El machismo y la incultura explican, de hecho, que seleccione con mucho celo mis amistades masculinas, que nunca me haya sentido parte de una pandilla y que nada me parezca más aterrador que una manada de machos en busca de 'hembras'. Para muchos varones, la exaltación de los rituales del rebaño se traduce en reiterados e impunes actos de intimidación y agresiones sexuales. En un mundo decente, a nadie se le ocurriría rozar los pechos, el trasero o cualquier otra parte del cuerpo de una mujer sin su consentimiento y no se permitiría seguir ejerciendo a jueces que insultan a víctimas de violencia machista. En una sociedad educada en el respeto por nuestras prójimas, ellas podrían caminar solas por la calle sin que ninguno de esos enfermos mentales clavase violentas miradas en su anatomía o les dirigiese epítetos absolutamente ofensivos (y lo hacen además convencidos de que están en su derecho de importunar a una persona a la que no conocen de nada). Es algo que no solo debería molestar a las propias mujeres, sino a todos nosotros.
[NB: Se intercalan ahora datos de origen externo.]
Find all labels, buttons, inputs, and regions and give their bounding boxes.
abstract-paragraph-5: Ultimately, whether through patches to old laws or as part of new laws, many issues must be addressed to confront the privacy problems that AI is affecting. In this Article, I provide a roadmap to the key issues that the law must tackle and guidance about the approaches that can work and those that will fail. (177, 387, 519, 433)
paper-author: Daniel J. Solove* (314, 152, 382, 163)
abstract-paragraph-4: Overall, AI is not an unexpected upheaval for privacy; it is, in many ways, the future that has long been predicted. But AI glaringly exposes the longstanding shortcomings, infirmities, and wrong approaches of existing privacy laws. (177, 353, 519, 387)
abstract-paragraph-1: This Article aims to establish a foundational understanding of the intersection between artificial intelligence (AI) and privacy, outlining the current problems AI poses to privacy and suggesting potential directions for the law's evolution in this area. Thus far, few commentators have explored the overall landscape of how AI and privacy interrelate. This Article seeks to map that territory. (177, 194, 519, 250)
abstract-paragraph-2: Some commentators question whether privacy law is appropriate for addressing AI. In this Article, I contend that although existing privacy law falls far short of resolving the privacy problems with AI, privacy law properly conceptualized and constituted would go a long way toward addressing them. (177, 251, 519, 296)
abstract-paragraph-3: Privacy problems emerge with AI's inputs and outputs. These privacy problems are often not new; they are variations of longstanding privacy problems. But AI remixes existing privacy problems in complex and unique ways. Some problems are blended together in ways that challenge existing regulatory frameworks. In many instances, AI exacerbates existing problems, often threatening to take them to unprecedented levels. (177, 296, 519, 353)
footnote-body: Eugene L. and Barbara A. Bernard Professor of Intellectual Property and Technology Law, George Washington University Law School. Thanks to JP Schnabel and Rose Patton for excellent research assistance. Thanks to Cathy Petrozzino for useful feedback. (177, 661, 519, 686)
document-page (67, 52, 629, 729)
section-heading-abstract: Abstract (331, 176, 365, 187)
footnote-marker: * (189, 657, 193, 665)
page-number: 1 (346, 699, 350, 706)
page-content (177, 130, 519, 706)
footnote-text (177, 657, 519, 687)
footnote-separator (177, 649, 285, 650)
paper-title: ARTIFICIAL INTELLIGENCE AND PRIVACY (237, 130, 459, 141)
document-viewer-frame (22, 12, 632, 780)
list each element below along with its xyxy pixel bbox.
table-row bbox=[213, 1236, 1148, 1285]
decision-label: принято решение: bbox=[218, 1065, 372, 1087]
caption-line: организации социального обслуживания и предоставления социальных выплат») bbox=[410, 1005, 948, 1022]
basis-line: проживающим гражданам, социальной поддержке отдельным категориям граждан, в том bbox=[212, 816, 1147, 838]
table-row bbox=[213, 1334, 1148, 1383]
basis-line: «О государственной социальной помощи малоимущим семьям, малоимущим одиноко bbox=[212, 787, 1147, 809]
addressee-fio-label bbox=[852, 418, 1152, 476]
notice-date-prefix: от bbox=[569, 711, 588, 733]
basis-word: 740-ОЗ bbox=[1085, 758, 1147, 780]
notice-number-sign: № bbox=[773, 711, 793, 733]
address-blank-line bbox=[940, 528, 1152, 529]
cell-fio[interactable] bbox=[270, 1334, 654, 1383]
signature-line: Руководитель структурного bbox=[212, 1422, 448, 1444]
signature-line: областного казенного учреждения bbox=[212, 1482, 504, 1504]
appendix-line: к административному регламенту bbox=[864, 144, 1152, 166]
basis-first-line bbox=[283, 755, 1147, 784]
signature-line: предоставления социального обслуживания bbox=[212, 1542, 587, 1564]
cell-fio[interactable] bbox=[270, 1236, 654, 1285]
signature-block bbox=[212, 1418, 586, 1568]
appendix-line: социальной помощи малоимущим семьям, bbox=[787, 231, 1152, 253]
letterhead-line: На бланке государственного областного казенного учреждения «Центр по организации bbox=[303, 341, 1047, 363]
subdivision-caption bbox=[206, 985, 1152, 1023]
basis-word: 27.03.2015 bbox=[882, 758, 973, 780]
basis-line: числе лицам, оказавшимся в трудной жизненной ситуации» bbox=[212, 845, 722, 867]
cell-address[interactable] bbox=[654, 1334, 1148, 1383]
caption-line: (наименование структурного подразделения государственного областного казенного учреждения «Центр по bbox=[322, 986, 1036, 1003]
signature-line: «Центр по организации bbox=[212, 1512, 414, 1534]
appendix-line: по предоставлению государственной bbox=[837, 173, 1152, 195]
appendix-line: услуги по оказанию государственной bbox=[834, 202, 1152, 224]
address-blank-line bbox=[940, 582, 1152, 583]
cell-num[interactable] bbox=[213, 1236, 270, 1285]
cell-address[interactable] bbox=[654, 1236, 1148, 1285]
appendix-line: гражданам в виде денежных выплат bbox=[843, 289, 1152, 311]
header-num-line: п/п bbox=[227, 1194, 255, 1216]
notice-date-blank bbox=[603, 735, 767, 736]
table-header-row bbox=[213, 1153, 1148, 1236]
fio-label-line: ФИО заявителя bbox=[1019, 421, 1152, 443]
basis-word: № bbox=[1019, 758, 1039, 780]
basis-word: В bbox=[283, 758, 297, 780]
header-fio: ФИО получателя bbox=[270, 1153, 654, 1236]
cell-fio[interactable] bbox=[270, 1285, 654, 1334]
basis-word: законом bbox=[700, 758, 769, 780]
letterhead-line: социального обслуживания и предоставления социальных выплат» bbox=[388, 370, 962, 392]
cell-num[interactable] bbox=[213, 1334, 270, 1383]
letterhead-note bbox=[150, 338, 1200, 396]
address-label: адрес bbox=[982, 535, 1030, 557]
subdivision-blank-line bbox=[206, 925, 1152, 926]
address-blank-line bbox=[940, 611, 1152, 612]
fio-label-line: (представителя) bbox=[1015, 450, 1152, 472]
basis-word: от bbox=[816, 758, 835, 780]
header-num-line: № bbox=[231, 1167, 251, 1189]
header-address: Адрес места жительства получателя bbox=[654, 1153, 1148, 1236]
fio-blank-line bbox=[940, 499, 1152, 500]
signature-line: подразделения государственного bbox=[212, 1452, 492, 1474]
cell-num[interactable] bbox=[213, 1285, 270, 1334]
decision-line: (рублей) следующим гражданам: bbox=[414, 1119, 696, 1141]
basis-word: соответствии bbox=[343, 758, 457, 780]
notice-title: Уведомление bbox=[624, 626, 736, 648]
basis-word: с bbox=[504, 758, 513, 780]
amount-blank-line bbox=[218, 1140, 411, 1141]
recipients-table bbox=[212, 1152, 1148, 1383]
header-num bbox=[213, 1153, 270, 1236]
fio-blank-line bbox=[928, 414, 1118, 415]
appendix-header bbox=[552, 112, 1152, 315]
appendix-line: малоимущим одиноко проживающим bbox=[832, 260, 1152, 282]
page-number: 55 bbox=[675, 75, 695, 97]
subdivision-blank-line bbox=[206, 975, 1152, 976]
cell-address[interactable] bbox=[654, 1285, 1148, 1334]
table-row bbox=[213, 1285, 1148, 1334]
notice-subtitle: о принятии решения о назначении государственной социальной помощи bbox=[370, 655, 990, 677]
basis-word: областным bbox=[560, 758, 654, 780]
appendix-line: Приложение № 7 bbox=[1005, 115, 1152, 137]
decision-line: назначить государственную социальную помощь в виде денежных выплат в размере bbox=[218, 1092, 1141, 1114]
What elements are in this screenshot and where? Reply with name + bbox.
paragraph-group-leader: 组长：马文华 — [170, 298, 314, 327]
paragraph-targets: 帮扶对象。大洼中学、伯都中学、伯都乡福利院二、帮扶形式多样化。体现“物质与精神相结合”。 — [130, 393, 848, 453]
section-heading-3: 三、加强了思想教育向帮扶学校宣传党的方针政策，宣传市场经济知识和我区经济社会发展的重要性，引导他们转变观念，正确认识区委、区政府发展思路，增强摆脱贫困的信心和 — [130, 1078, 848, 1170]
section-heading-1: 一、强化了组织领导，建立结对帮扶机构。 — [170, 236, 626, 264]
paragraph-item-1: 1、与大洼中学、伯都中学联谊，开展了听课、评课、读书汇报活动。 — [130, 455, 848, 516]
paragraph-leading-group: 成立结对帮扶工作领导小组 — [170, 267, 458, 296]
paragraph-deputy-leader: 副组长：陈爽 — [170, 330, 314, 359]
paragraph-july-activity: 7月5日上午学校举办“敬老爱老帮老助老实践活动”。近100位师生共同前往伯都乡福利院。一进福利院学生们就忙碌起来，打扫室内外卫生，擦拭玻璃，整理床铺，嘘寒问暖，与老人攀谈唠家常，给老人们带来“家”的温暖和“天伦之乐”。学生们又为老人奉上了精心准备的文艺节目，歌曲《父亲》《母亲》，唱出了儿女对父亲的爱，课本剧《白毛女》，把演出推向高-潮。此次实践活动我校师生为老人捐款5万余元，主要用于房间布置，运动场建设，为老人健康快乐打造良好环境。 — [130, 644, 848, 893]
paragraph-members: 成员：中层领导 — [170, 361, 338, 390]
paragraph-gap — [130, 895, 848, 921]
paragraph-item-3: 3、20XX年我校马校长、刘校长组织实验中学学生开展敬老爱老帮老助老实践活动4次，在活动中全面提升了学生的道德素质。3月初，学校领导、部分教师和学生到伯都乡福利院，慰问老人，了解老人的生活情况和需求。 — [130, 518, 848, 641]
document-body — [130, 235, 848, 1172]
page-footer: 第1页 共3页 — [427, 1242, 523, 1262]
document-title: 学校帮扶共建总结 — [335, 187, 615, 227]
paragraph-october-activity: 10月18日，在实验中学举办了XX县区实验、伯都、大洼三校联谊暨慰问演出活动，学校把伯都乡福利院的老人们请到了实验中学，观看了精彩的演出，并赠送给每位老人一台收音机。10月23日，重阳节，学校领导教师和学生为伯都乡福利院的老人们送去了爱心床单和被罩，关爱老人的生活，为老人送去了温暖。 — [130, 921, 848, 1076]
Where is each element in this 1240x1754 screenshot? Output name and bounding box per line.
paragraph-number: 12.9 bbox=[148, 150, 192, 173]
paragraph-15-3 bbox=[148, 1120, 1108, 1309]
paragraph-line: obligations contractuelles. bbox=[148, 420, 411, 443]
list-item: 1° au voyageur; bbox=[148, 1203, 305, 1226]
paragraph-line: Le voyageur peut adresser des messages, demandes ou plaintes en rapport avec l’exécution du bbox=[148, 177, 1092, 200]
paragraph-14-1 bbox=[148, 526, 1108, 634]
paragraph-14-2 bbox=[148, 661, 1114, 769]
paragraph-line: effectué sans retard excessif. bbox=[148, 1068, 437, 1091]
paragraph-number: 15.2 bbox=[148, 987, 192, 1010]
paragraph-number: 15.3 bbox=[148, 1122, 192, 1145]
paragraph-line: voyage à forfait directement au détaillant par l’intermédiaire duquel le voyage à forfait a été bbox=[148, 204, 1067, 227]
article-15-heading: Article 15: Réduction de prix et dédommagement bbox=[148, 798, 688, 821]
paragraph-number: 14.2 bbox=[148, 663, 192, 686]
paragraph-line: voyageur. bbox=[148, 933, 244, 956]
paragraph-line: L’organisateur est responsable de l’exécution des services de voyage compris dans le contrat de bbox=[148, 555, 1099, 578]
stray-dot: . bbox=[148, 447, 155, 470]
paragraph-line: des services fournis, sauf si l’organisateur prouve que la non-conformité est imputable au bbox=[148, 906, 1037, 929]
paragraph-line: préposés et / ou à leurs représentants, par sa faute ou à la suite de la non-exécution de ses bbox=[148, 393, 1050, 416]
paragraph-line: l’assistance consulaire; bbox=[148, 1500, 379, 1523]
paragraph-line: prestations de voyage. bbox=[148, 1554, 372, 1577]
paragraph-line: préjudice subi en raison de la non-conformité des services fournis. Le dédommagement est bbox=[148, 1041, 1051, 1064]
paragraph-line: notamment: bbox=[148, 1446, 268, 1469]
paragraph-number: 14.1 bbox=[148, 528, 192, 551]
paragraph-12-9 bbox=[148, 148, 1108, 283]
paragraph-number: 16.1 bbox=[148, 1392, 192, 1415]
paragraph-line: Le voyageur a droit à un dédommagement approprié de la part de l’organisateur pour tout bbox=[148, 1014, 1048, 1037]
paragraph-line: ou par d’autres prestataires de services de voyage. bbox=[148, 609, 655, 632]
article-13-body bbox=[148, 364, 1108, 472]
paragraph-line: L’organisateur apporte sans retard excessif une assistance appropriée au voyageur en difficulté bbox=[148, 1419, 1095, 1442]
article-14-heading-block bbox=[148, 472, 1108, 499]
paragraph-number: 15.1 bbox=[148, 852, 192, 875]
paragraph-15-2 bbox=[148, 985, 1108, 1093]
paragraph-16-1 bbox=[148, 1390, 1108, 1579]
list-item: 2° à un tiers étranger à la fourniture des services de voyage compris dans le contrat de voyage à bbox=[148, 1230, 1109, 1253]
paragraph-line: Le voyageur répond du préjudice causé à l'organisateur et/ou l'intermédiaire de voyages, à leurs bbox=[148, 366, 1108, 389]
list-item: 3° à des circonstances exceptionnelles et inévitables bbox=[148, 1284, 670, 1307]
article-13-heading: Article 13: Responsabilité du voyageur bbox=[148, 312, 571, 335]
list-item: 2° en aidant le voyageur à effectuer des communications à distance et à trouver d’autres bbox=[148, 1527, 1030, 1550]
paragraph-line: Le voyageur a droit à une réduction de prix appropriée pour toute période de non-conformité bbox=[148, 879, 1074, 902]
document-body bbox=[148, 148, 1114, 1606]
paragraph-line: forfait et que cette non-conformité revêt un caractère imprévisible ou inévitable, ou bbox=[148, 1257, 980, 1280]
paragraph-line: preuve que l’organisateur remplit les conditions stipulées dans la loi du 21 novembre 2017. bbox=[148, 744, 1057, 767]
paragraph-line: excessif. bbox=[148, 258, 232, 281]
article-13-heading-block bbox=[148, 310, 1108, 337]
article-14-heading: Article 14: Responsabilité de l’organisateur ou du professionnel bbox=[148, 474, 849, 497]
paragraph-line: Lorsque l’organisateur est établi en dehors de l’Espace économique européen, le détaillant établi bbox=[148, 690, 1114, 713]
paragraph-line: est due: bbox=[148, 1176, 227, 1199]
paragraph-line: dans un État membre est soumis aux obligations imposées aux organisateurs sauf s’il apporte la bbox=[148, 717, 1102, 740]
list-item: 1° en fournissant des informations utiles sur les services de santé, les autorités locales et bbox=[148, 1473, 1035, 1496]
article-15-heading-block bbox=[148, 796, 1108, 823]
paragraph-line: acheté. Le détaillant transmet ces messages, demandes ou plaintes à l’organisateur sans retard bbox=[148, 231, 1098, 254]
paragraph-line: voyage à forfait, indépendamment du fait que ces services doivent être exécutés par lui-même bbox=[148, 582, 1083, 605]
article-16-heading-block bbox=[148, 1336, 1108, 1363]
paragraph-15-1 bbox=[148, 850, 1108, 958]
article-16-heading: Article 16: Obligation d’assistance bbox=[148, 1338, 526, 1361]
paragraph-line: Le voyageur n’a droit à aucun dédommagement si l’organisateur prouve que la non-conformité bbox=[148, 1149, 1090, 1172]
Resulta irritante ir paseando con mi pareja y que ella tenga que soportar esas vulgares inspecciones oculares con las que algunos creen conquistar su atención. Aunque ella vaya agarrada de mi mano, los acosadores deben de dar por sentado que está en una relación sentimental o sexual que no le complace y que aguarda con ansia a que precisamente ellos, viva imagen de la seducción, posen la mirada en su rostro. De ese modo, cualquier mujer caerá rendida ante los especiales atributos que solo ellos, y nadie más, poseen. Que una mujer esté con alguien porque así lo ha decidido no es una opción factible. La actitud de los pocos que se acercan para entablar conversación es todavía peor: suelen dirigirse a mí para comentarme lo guapa que es (una opinión, la suya, esencial para mí) y, en su analfabeta visión de la deferencia, me regalan perlas como: "¡Te lo digo con respeto, que ya sé que es tuya!". "No, no es mía, ni tuya, ni de nadie. Y el respeto se lo debes a ella, así que no me hables a mí como si ella no estuviese presente y deja de contaminar la vida con tu presencia".
Un individuo incapaz de discernir por qué al feminismo se le denomina feminismo en lugar de 'igualitarismo' no dispone de la capacidad moral e intelectual de comprender lo nauseabundo que resulta verle girarse para contemplar el trasero de una chica veinte años más joven que él, mientras lleva de la mano a su hija de tan solo diez (una lamentable imagen que, lejos de ser un hecho aislado, es el pan nuestro de cada día). La futilidad de sus argumentos es equiparable a la de su incultura y a la de su propia acomplejada existencia. No existe empatía posible con su modo de vivir la masculinidad. Apelar a la necesidad de una especie de sororidad fálica resulta tan repugnante como poner en tela de juicio la pertinencia del movimiento feminista o defender la celebración del Día del Macho. Jamás seré amigo de alguien que repite frases del tipo: "Los hombres siempre nos llevamos bien entre nosotros, no como las mujeres" (conmigo, desde luego, no te vas a llevar bien). A los hombres nos corresponde tanto como a las mujeres combatir esos comportamientos machistas y revelarnos contra los actuales dogmas que definen la masculinidad.